The teaching and learning of programming are huge challenges for students and teachers. The high failure level in the introductory programming courses (CS1), in any grade and education system anywhere in the world, is a subject of concern. There is, in general, a great difficulty in understanding and applying certain abstract concepts of programming by a significant percentage of students attending introductory programming courses. One of the great difficulties lies in the understanding and in particular in the application of basic control structures, to create algorithms that solve real problems. These difficulties inevitably translate into high failure rates or drop out regardless of the used programming language. Although there have been tremendous changes in terms of technology there are panoramas that have maintained or even worsened. It appears that a significant number of students cannot learn to program. Lister (2000) states that in many Australian universities failure rates in introductory programming subjects are among the worst. Also Bruce and McMahon (2002) refer to the high failure rates and students' inability to complete small tasks in introductory programming units. These authors also reported that learning and teaching programming in higher education are ongoing problems. Teachers are familiar with students who are approaching their final project course determined to avoid programming at all costs, presumably because they cannot program or they believe that they cannot do so (Carter & Jenkins, 1999). Konecki (2014) also states that introductory programming courses struggle with low passing rates and low quality of knowledge that students possess even at the very end of their introductory programming courses. Dehnadi and Bornat (2006) also report that there is a huge failure rate in introductory courses in programming in British universities. They also stated that between 30% and 60% of higher education computer science students fail the first programming course. These authors also point out that, despite the efforts made by many teachers and the amount of related teaching methods researched in the area the situation has worsened over the years, instigating questions as to why this problem exists.
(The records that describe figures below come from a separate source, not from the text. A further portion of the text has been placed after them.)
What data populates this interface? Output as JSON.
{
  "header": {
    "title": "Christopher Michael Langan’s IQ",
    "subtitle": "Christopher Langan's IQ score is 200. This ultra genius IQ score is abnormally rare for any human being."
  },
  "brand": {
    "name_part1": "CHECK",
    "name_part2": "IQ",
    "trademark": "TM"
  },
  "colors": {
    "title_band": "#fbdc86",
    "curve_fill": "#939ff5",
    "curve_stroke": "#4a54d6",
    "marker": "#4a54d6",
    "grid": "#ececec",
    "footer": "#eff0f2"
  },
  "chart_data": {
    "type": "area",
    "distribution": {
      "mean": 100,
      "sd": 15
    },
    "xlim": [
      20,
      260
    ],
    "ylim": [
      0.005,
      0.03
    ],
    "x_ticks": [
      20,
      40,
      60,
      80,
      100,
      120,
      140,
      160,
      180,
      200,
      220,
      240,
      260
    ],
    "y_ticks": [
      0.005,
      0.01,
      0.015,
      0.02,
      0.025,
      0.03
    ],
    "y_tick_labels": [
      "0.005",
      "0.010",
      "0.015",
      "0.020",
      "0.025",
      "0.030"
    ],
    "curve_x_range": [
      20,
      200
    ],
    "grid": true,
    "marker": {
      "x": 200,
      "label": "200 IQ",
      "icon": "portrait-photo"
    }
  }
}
There is evidence and several studies showing that programming is a difficult task. Winslow (1996) states that learning to program is difficult and beginner programmers suffer from a variety of difficulties and deficits. Programming subjects are generally regarded as difficult and often have higher withdrawal rates. Several authors have observed this problem (Dehnadi, 2006; Jenkins, 2002; Lahtinen, Ala-Mutka, Järvinen, 2005; Lister, Simon, Thompson, Whalley, & Prasad, 2006; Reddy, 2015; Saha & Ray, 2015). Efopoulos and colleagues agree that programming is a cognitive and inherently demanding subject, suggesting that it is the most difficult computational ability to master (Efopoulos, Dagdilelis, Evangelidis, & Satratzemi, 2005). Several authors associate this difficulty to the abstract nature of programming (Bennedsen & Caspersen, 2006; Bennedsen, Caspersen, & Kölling, 2008; Konecki, 2014; Lahtinen et al., 2005). For example, Dunican (2002) said that concepts such as variables, data types, dynamic memory, among others, have no specific correspondence on a daily basis and mastering these basic concepts is not simple.